そんな中、弊社デザイナーのキャリアパスがアップデートされました。その中でも目を引いたのは、必須スキルと専門スキルという考え方です。

必須スキルはデザイナーとして必ず持っていて欲しいスキルである一方、専門スキルは本人の志向、特性に応じてピックアップできるというもので、大学の専攻を思い出す建て付けでした。

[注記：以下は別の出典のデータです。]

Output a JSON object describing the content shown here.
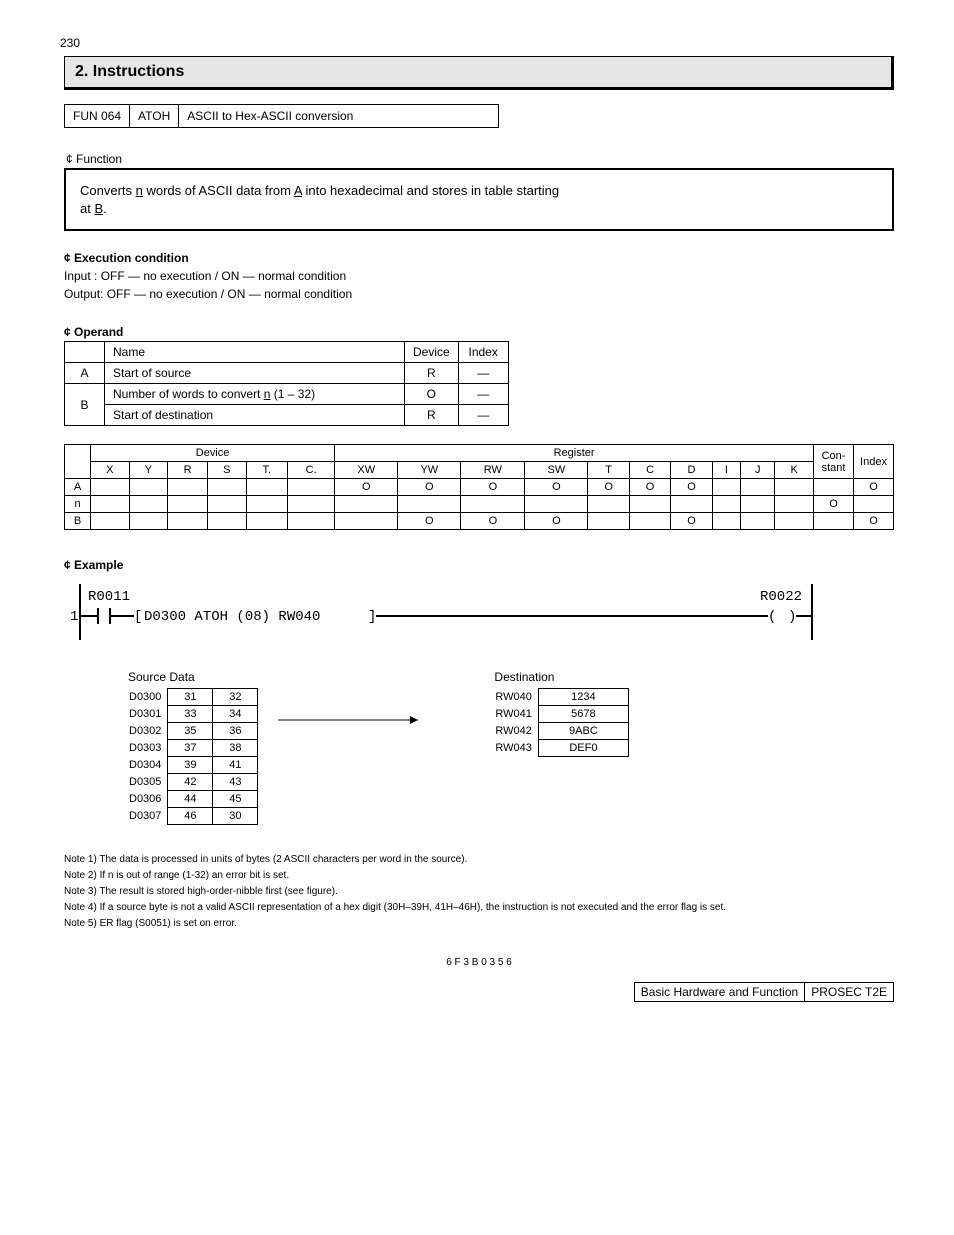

これをパクるこれにインスパイアされて、エンジニアのキャリアパスもアップデートすることにしました。

どのように更新したのか

結果から先にお伝えしておくと、大まかに以下のような方向性に改訂しました。

  • 志向ごとのキャリアパスは止めた。
  • 旧来の「志向」を専門スキルに分解し、専門スキルの組み合わせで個々人の志向・特性を表現できるようにした。
  • 等級が上がれば上がるほど満たすべき専門スキルの最低数が増えるようにした。

その結果として、例えば

  • バックエンドエンジニアに特化
  • フルスタックエンジニア
  • フルスタックな知識をベースに事業の 0 → 1 フェイズに参画できるエンジニア
  • カスタマーサクセスエンジニア
  • アジャイルコーチ

といった、実際に社内に存在している各エンジニアの志向や得意なポイントを表現できるようになりました。

産みの苦しみ

ここに至るまでには色々な葛藤がありました。 社内の esa にキャリアパスを更新したいと宣言はしたものの、社内のエンジニア個々人の顔を思い浮かべつつ何を専門スキルとして設定するかを考えると想像以上に難しい問題だということに気付きました。

必須スキルと専門スキル

そもそも必須スキルと専門スキルとは何か、そこの定義から考えることにしました。

必須スキルとは文字通り、全てのエンジニアが共通に要求されるスキルセットのことです。どちらかというと「バックエンド」「フロントエンド」といった用語で定義されるスキルセットというよりも「フィードフォースに所属するエンジニアとしての振る舞い方」ではないでしょうか。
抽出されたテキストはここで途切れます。